Никита начал исподволь внедрять в умы свое новое прозвище – Эсторский. Выводил его на тетрадях. Подписал обложку дневника: Никита Эсторский! Но тут случилось непредвиденное.

В конце сентября он вычитал, что Мусины-Пушкины – старинный дворянский род. Чего-то в этом роде Никита и ожидал. В нем, несомненно, текла кровь аристократов. Отец посмеялся над его изысканиями, сообщив, что Мусины последние сто лет крестьянствовали в Беловодье, но папаша был дурак.

Однако шуточки отца испортили Никите настроение.

Второклассник Богусевич попался под горячую руку. Не то чтобы Никита собирался его мучить, просто хотелось отвести душу, а толстяк подходил для этого, как яблоко для шарлотки: девчоночий румянец, пухлые щеки и заискивающий взгляд.

– Богусевич, ты голубой? – поинтересовался Мусин.

Жирдяй затрепетал и попытался сбежать, но Никита уцепил его за воротник.

– Мы здесь педиков не любим! – наставительно сказал он.

Тревожные шепотки, смолкшее щебетание третьеклассников: бандерлогам явился Каа.

– Оставь его, чего пристал, – промямлил кто-то из детей.

Никита встряхнул толстяка. Богусевич всхлипнул и собирался некрасиво разреветься.

– Богусевич-извращенец, – не без труда срифмовал Никита.

– Мусин-гнусин, – раздался звонкий голос.

От надругательства над своей аристократической фамилией Никита так опешил, что у него отвисла челюсть.

Дети засмеялись.

– Мусин-вонюсин, – отчеканила девчонка.

Школьники расступились, и Никита оказался лицом к лицу с Мартой Бялик.

– Глистами обожрусин! – Бялик скорчила физиономию, будто ее тошнит.

Никита молчал.

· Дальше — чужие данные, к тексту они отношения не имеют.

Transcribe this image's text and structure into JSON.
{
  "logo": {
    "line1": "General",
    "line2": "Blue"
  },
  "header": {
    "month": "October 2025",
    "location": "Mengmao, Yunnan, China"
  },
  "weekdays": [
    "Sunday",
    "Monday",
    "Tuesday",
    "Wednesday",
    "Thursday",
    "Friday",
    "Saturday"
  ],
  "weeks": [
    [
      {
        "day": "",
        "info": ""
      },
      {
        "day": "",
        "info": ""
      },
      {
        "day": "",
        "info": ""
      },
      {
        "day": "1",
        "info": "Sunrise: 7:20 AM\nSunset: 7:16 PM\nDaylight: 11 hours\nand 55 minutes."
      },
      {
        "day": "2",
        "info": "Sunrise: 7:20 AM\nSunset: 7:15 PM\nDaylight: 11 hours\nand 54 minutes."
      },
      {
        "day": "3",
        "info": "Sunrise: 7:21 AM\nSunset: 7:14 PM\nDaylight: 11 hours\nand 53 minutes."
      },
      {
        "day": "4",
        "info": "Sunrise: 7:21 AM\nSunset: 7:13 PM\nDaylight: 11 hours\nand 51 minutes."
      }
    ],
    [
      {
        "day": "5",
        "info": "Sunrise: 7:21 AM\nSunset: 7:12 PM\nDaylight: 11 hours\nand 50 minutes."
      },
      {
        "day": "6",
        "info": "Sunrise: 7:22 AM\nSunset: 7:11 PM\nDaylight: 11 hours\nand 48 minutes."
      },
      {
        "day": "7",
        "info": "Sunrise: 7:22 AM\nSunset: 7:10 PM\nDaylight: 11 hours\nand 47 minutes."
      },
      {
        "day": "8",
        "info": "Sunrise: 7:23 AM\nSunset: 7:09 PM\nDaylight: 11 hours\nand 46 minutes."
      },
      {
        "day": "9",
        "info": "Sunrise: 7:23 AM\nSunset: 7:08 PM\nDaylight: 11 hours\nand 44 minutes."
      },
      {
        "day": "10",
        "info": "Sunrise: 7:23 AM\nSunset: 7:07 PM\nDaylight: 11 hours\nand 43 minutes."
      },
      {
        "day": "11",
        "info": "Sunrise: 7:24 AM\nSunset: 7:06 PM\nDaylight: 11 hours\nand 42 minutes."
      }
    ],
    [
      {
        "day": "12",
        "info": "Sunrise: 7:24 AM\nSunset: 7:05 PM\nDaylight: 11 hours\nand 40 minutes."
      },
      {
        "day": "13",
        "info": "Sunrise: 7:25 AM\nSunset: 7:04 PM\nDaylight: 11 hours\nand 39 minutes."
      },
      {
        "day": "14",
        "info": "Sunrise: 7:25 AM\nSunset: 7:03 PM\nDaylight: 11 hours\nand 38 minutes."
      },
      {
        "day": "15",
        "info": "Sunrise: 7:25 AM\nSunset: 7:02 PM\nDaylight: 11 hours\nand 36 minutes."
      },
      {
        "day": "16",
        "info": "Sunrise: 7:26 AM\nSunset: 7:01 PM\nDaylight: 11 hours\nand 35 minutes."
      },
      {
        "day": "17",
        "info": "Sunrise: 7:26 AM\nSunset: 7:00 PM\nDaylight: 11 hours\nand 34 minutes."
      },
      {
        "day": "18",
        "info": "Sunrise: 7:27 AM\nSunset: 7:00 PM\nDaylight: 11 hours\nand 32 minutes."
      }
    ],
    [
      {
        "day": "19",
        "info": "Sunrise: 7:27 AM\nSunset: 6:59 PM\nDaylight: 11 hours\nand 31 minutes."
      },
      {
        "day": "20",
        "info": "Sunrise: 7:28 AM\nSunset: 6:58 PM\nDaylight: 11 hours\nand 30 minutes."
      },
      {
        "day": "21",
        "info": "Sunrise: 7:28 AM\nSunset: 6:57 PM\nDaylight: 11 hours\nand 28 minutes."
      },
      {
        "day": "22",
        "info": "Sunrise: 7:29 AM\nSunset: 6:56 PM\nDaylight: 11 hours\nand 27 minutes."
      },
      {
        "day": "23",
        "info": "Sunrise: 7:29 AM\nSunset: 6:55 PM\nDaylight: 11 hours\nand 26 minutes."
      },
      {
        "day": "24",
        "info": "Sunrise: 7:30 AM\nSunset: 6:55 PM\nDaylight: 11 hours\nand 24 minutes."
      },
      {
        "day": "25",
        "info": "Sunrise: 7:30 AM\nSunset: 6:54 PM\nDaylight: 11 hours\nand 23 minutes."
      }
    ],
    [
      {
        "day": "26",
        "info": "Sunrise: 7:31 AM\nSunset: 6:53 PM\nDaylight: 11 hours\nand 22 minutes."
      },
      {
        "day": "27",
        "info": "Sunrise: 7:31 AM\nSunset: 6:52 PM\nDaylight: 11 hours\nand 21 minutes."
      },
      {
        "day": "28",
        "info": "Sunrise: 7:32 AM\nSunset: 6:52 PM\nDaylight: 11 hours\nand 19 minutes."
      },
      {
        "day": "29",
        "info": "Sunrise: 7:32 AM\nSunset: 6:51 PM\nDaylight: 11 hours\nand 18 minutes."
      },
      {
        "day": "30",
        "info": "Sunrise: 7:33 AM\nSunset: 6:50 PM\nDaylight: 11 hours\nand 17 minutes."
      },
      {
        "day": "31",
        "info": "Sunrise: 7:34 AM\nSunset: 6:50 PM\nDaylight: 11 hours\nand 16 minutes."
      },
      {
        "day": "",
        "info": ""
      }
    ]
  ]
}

Он совершенно растерялся.

– Что, зассусин? – сочувственно спросила девчонка.

Смешки перешли в хохот. Испуг детей таял, как грязный снег под лучами солнца.

Богусевич с неожиданной силой дернулся, едва не вывихнув Мусину палец:

– Не трожь!

Это было последней каплей. Никита пошел на девчонку, сжав кулаки, но, вопреки его ожиданиям, та не двинулась с места. Руки сложены на груди, на лице неописуемое презрение. Он осознал, что эта шелупонь готова драться с ним всерьез, если он не остановится.

И Мусин остановился.

– Да пошла ты, – без выражения сказал он. – Еще с девкой связываться.


Этот случай имел два последствия. Во-первых, малышня перестала бояться Никиту. Его по-прежнему сторонились, но он читал на лицах не страх, а нечто вроде гадливости.

«Во-вторых» было хуже. Сначала к нему пристала кличка «Мусин-гнусин». Затем его прекрасная аристократическая фамилия отпала, а из скорлупы гнусина вылупилась противная тварь: чья-то мстительная рука зачеркнула на дневнике великолепного «Эсторского» и вывела сверху: «Никита Гнус».

2

В одиннадцать утра Никита шел по улице Гагарина, неся портфель с нотами. Мать настояла, чтобы даже летом сын занимался с восторженной старой девой, чьи ученики годами мучили рояль – прекрасный, между прочим, Циммерман, не заслуживший всех этих во-поле-березок и рвущих душу сурков-компаньонов.